(Editor’s Note: This guest editorial was written by Dustin Siggins.)
There may be no part of America that is hated more than social media. The Left says Facebook, Twitter, and the rest permit too much content, while the right points to bans and content restrictions as discrimination. Parents say it’s hurting their kids, and almost all of us agree that it’s bad for our mental health and public discourse.
It’s therefore a great pleasure to introduce you to 15-year-old Adalia Rose Williams, a girl who set the Internet ablaze with her zest for life despite a disorder that killed her last week. Via Insider:
The Texas teenager had over 12 million Facebook followers and 2.9 million subscribers on YouTube, where she posted health updates, makeup videos, comedy skits, and videos featuring her family members.
…
Williams was diagnosed with Hutchinson-Gilford progeria syndrome when she was about 3 months old, her mother, Natalia Pallante, told The New Zealand Herald in 2018.
The condition, also known as progeria, has no known cure and causes children to age much faster than normal, with symptoms including hair loss and slow growth, according to Mayo Clinic. The average life expectancy for a child with the condition is 13 years old, according to Mayo Clinic.

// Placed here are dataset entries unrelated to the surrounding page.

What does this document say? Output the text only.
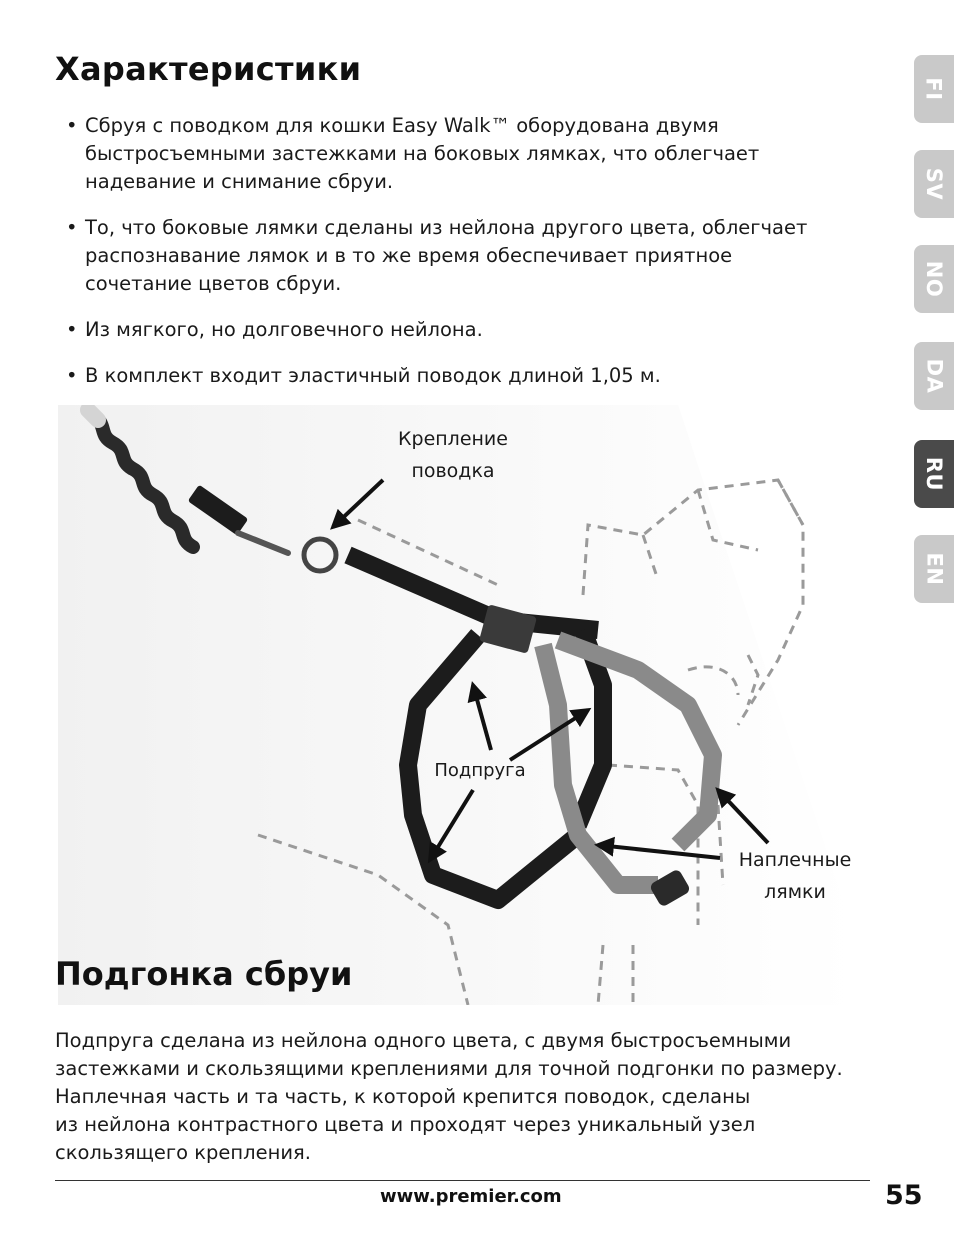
Характеристики
• Сбруя с поводком для кошки Easy Walk™ оборудована двумя
быстросъемными застежками на боковых лямках, что облегчает
надевание и снимание сбруи.
• То, что боковые лямки сделаны из нейлона другого цвета, облегчает
распознавание лямок и в то же время обеспечивает приятное
сочетание цветов сбруи.
• Из мягкого, но долговечного нейлона.
• В комплект входит эластичный поводок длиной 1,05 м.
Крепление
поводка
Подпруга
Наплечные
лямки
Подгонка сбруи

Подпруга сделана из нейлона одного цвета, с двумя быстросъемными
застежками и скользящими креплениями для точной подгонки по размеру.
Наплечная часть и та часть, к которой крепится поводок, сделаны
из нейлона контрастного цвета и проходят через уникальный узел
скользящего крепления.

www.premier.com	55
FI
SV
NO
DA
RU
EN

I hadn’t heard of Williams until she died, but what’s clear is that she refused to be a victim. In one video with almost one million views, she experimented with eyeliner. In an Instagram post, she pretended to be Cher, and on Facebook she carried “Baby Luka” – a silicone baby – like he was her own child. Other videos include her strutting and dancing – one of her favorite things to do – and giving her grandmother a makeover.
“Adalia’s fearless journey shows the dignity and value of every human life,” Daily Wire media reporter and Eastern Orthodox priest Ben Johnson told me. “Her too-brief life deserved, and received, the kind of coverage that can encourage going through suffering to find joy in a world that so desperately needs it. The Internet is the perfect expression of the human soul: we always find exactly what we’re looking for.”
In a way, it almost seems quaint to focus on a story like Adalia’s amongst the political, economic, social, and spiritual chaos which seems to overwhelm us on a daily basis. But the world has always been dangerous and uncertain – social media has just given a small number of people license to dehumanize and destroy from behind the security of fake names and computer screens. Instead of focusing on the many good people in our lives, we can easily become convinced to focus on the very few awful ones.
In a 2018 interview, her mother said Adalia weighed just 15 pounds a few weeks shy of her 12th birthday. She sure punched above her weight.